Tuesday, May 10, 2011

The Dead Kenny G's!? Operation Long Leash Implements with Musical Success.

When some things combine with other things, and you start to realize that those combined things have a certain solidity, a certain distinctiveness, a thing-ness beyond the things, then you have a new thing.

Students of the music who trace a lineage from Zappa and Beefheart, Hendrix at his most advanced, electric Miles, Mwandishi, Soft Machine, King Crimson/Fripp & Eno, the Lounge Lizards, Zorn and Lucas, through to the very moment we live in, may come to realize that categories like fusion or jazz-rock don't really have much meaning for such a line of musical development. Why? Because these artist did/do not simply combine A with B, "jazz" as it was thought of at some point in time with "rock" at that point in time. Or blues or whatever else. That was because in the act of musical emergence for all these artists there was no simple combinatory ethos. Yeah, sure, you can point out elements that have been integrated into the musical whole, but, in every case, the whole was/is something rather wholly other.

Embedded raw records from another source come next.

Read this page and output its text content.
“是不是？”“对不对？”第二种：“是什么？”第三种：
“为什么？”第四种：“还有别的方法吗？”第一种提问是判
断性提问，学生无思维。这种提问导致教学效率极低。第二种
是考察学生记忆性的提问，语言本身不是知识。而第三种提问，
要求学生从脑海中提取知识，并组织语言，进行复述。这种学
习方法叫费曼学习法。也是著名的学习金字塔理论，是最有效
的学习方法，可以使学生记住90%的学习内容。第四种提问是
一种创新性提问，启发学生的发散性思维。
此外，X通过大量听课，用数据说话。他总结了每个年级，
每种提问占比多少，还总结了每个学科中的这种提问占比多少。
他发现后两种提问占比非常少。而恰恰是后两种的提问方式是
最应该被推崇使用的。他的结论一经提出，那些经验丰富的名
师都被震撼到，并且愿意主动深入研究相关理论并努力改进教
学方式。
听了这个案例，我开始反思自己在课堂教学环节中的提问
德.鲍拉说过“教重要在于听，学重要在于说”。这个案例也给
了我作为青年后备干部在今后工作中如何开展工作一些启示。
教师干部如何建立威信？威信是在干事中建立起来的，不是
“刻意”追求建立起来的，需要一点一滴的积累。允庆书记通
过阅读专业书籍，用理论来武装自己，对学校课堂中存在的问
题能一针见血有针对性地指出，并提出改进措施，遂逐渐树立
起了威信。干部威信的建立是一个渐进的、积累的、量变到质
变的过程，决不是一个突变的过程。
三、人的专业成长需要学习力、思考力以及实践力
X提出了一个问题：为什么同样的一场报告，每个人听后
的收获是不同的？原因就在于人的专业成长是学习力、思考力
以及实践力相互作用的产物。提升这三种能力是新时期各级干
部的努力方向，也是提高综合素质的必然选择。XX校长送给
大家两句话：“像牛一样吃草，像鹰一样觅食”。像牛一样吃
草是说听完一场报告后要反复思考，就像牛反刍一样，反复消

Now that is some pretty heavy company to follow, but I'd like to suggest that the Dead Kenny G's in their own way are artists formed out of whole cloth like those aforementioned other heavy cats. At least on their new album Operation Long Leash (Royal Potato Family). I wouldn't want to suggest that this band has attained the stature of those cats, at least not yet, but the Dead Kenny G's do something quite a bit more than combine a couple of things. They have attained a certain identity beyond genre conflation.

Who are they? Saxophonist Skerik, bassist Brad Houser and drummer/percussionist/vibraphonist Mike Dillon. They work hard at a kind of ensemble madness where, yes, there is a punk element, an in-your-face go-to-hell quality. But it's much more complicated than that. There's a bit of improvising and Skerik in particular has a certain way. But it's not about improvisation so much as ensemble-compositional sequencing. And that's where they stand out.

They get a sound. They aren't afraid to try things. Those things pretty much work. It's all very interesting, sometimes very electric and also very acoustic (it's a touch on the "hard" side either way) but not at all predictable. It's something to check out, without a doubt. File it under "?". That is, after you've listened and dug it a bunch of times. Recommended!